Le paludisme tue plus d’un demi-million de personnes chaque année, pour la plupart de jeunes enfants en Afrique. Deux vaccins sont désormais recommandés par l’Organisation mondiale de la santé, le RTS,S et le R21. Les deux sont des interventions utiles, mais aucune ne fonctionne aussi bien ou aussi longtemps que le souhaiteraient les responsables de la santé publique.
Recherche du Batista Lab (https://ragoninstitute.org/lab/batista/) du Ragon Institute of Mass General Brigham, MIT et Harvard, publiée dans le Journal de médecine expérimentaleexplique une partie de la raison et teste un correctif.
Les parasites du paludisme sont recouverts d’une protéine appelée PfCSP. Les anticorps qui s’accrochent à cette protéine peuvent stopper une infection avant qu’elle ne s’installe. Mais PfCSP n’est pas une surface uniforme. Il comporte plusieurs régions distinctes et les anticorps dirigés contre certaines d’entre elles fonctionnent bien mieux que d’autres.
Les deux vaccins actuels montrent au système immunitaire la même région, une longue séquence d’acides aminés répétés appelée répétition majeure. Le système immunitaire y répond facilement, produisant une réponse ciblant le parasite. Cependant, deux autres régions, appelées répétition mineure et jonction, sont plus difficiles à atteindre mais sont les cibles des anticorps antipaludiques les plus puissants trouvés jusqu’à présent. Aucune des deux régions ne bénéficie d’aucun des vaccins actuels.
L’équipe d’enquête a cherché à déterminer si les vaccins pourraient de toute façon déclencher des anticorps contre ces régions. Pour le savoir, les premiers auteurs Ja-Hyun Koo et Prabhanshu Tripathi et leurs collègues ont construit des modèles de souris portant des gènes d’anticorps humains. Les cellules immunitaires de ces souris commencent avec les mêmes modèles génétiques qui donnent naissance aux anticorps humains protecteurs, et chaque lignée de souris représente une cible sur le PfCSP.
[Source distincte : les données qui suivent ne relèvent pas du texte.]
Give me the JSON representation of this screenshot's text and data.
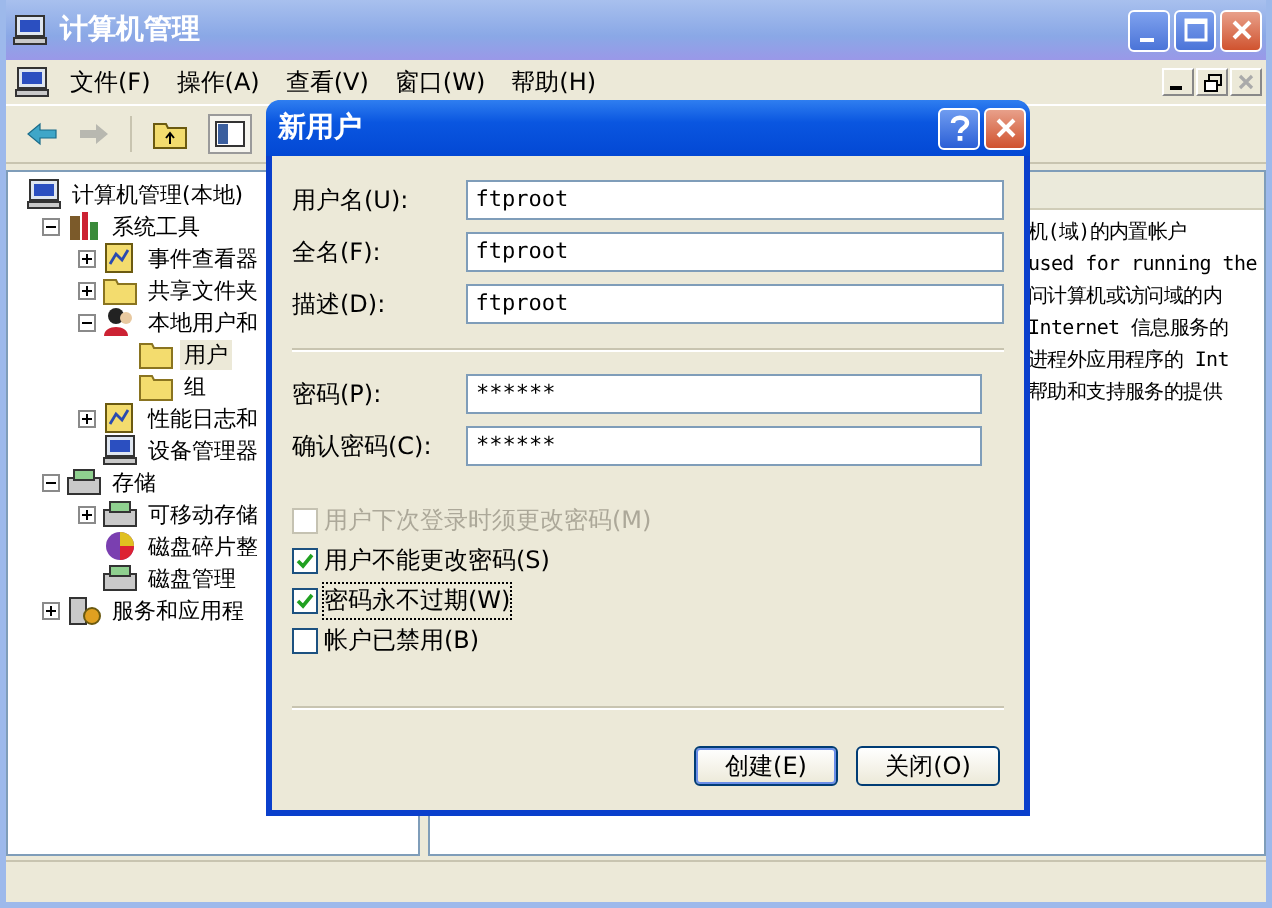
{
  "window": {
    "title": "计算机管理"
  },
  "menu": [
    {
      "label": "文件(F)"
    },
    {
      "label": "操作(A)"
    },
    {
      "label": "查看(V)"
    },
    {
      "label": "窗口(W)"
    },
    {
      "label": "帮助(H)"
    }
  ],
  "tree": {
    "items": [
      {
        "label": "计算机管理(本地)",
        "selected": false,
        "children": [
          {
            "label": "系统工具",
            "selected": false,
            "expanded": true,
            "children": [
              {
                "label": "事件查看器",
                "selected": false,
                "expanded": false
              },
              {
                "label": "共享文件夹",
                "selected": false,
                "expanded": false
              },
              {
                "label": "本地用户和",
                "selected": false,
                "expanded": true,
                "children": [
                  {
                    "label": "用户",
                    "selected": true
                  },
                  {
                    "label": "组",
                    "selected": false
                  }
                ]
              },
              {
                "label": "性能日志和",
                "selected": false,
                "expanded": false
              },
              {
                "label": "设备管理器",
                "selected": false
              }
            ]
          },
          {
            "label": "存储",
            "selected": false,
            "expanded": true,
            "children": [
              {
                "label": "可移动存储",
                "selected": false,
                "expanded": false
              },
              {
                "label": "磁盘碎片整",
                "selected": false
              },
              {
                "label": "磁盘管理",
                "selected": false
              }
            ]
          },
          {
            "label": "服务和应用程",
            "selected": false,
            "expanded": false
          }
        ]
      }
    ]
  },
  "list": {
    "rows": [
      "机(域)的内置帐户",
      "used for running the",
      "问计算机或访问域的内",
      "Internet 信息服务的",
      "进程外应用程序的 Int",
      "帮助和支持服务的提供"
    ]
  },
  "dialog": {
    "title": "新用户",
    "fields": [
      {
        "label": "用户名(U):",
        "value": "ftproot",
        "kind": "wide"
      },
      {
        "label": "全名(F):",
        "value": "ftproot",
        "kind": "wide"
      },
      {
        "label": "描述(D):",
        "value": "ftproot",
        "kind": "wide"
      },
      {
        "label": "密码(P):",
        "value": "******",
        "kind": "narrow"
      },
      {
        "label": "确认密码(C):",
        "value": "******",
        "kind": "narrow"
      }
    ],
    "checkboxes": [
      {
        "label": "用户下次登录时须更改密码(M)",
        "checked": false,
        "disabled": true,
        "focused": false
      },
      {
        "label": "用户不能更改密码(S)",
        "checked": true,
        "disabled": false,
        "focused": false
      },
      {
        "label": "密码永不过期(W)",
        "checked": true,
        "disabled": false,
        "focused": true
      },
      {
        "label": "帐户已禁用(B)",
        "checked": false,
        "disabled": false,
        "focused": false
      }
    ],
    "buttons": [
      "创建(E)",
      "关闭(O)"
    ]
  }
}
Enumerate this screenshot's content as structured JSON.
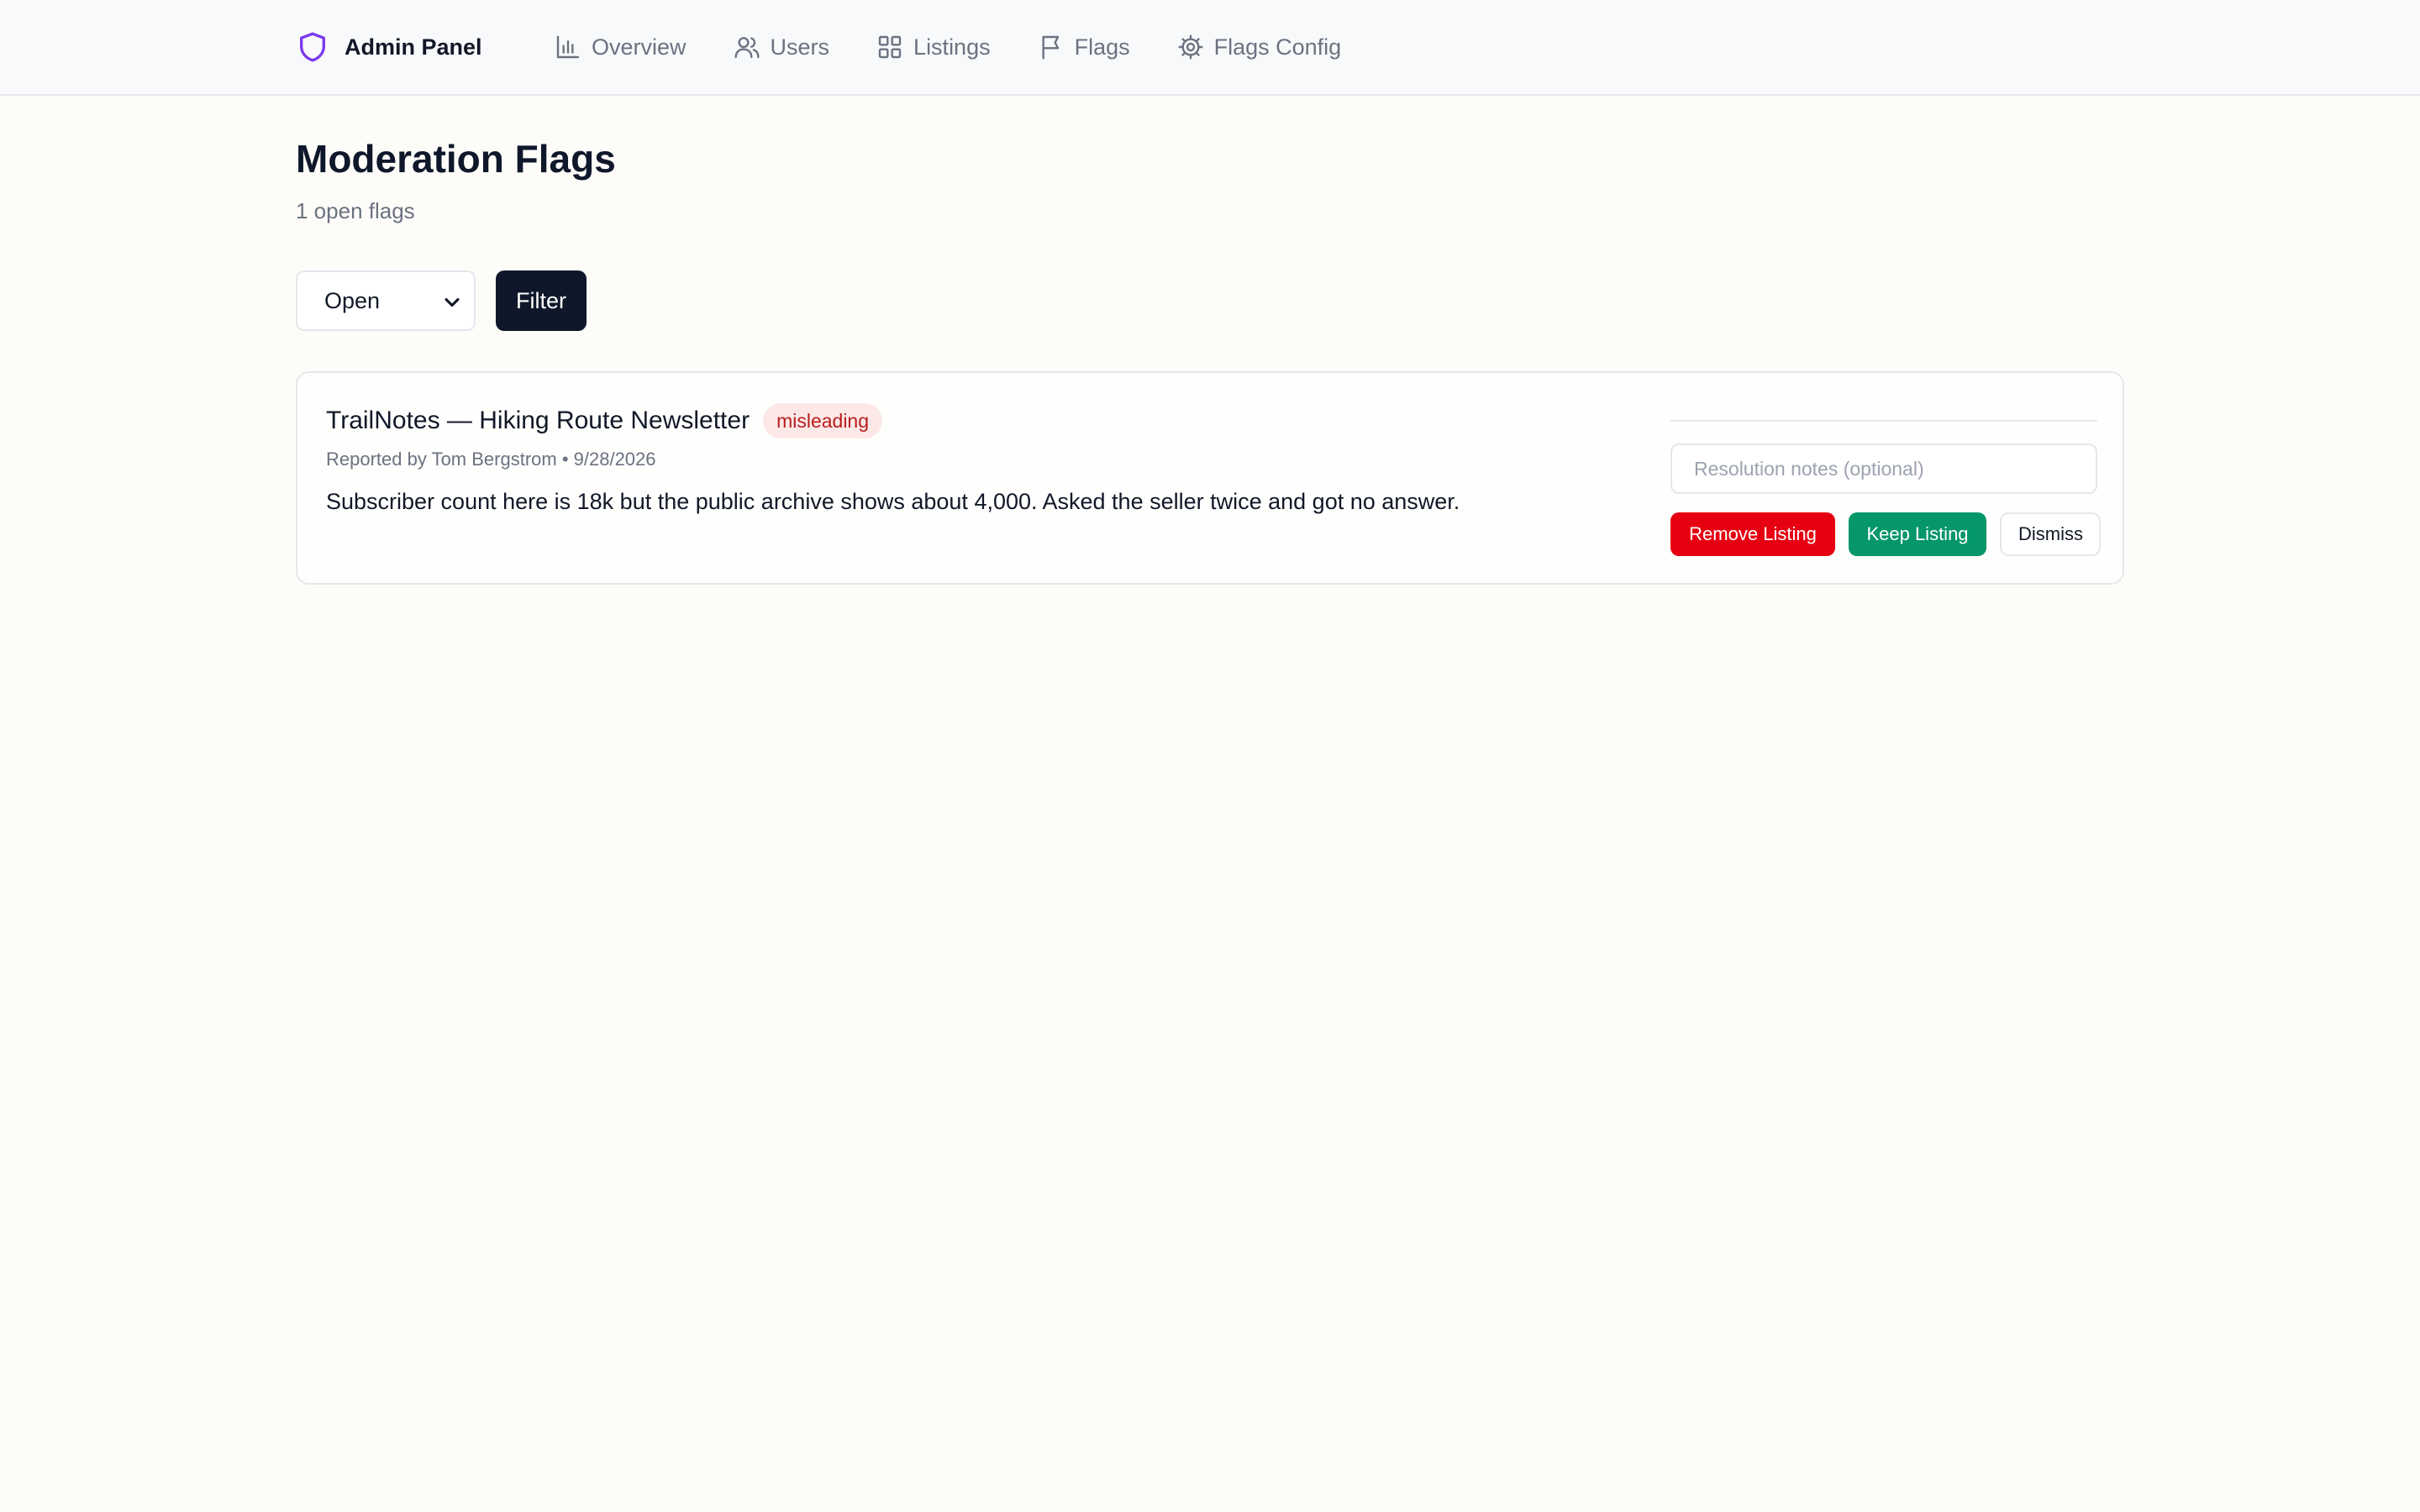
{
  "app": {
    "name": "Admin Panel",
    "logo_icon": "shield-icon",
    "brand_color": "#7c3aed"
  },
  "nav": {
    "items": [
      {
        "label": "Overview",
        "icon": "bar-chart-icon"
      },
      {
        "label": "Users",
        "icon": "users-icon"
      },
      {
        "label": "Listings",
        "icon": "grid-icon"
      },
      {
        "label": "Flags",
        "icon": "flag-icon"
      },
      {
        "label": "Flags Config",
        "icon": "gear-icon"
      }
    ]
  },
  "page": {
    "title": "Moderation Flags",
    "subtitle": "1 open flags"
  },
  "filters": {
    "status_selected": "Open",
    "filter_label": "Filter"
  },
  "flags": [
    {
      "listing_title": "TrailNotes — Hiking Route Newsletter",
      "reason": "misleading",
      "meta": "Reported by Tom Bergstrom • 9/28/2026",
      "description": "Subscriber count here is 18k but the public archive shows about 4,000. Asked the seller twice and got no answer.",
      "notes_placeholder": "Resolution notes (optional)",
      "actions": {
        "remove": "Remove Listing",
        "keep": "Keep Listing",
        "dismiss": "Dismiss"
      }
    }
  ],
  "colors": {
    "remove": "#e60012",
    "keep": "#059669",
    "reason_badge_bg": "#fde8e8",
    "reason_badge_text": "#b91c1c",
    "primary_dark": "#0f172a"
  }
}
Les résultats indiquent le contraire. Lorsque les souris ont reçu le même morceau de PfCSP que celui utilisé par R21, seules les principales cellules répétées ont répondu. Les cellules qui auraient produit les anticorps les plus puissants n’ont pratiquement rien fait. Même donner à des souris la protéine PfCSP complète, qui contient toutes les régions, n’a pas beaucoup aidé. La répétition majeure a noyé tout le reste.
En conséquence, les chercheurs ont tenté une approche différente. Au lieu de la protéine entière, ils ont utilisé un court peptide, un fragment juste assez long pour afficher la répétition mineure et rien d’autre. Sans compétition, les bonnes cellules immunitaires ont répondu. Ils se sont multipliés, sont restés pendant des semaines et ont accumulé les mêmes changements observés dans les anticorps protecteurs matures.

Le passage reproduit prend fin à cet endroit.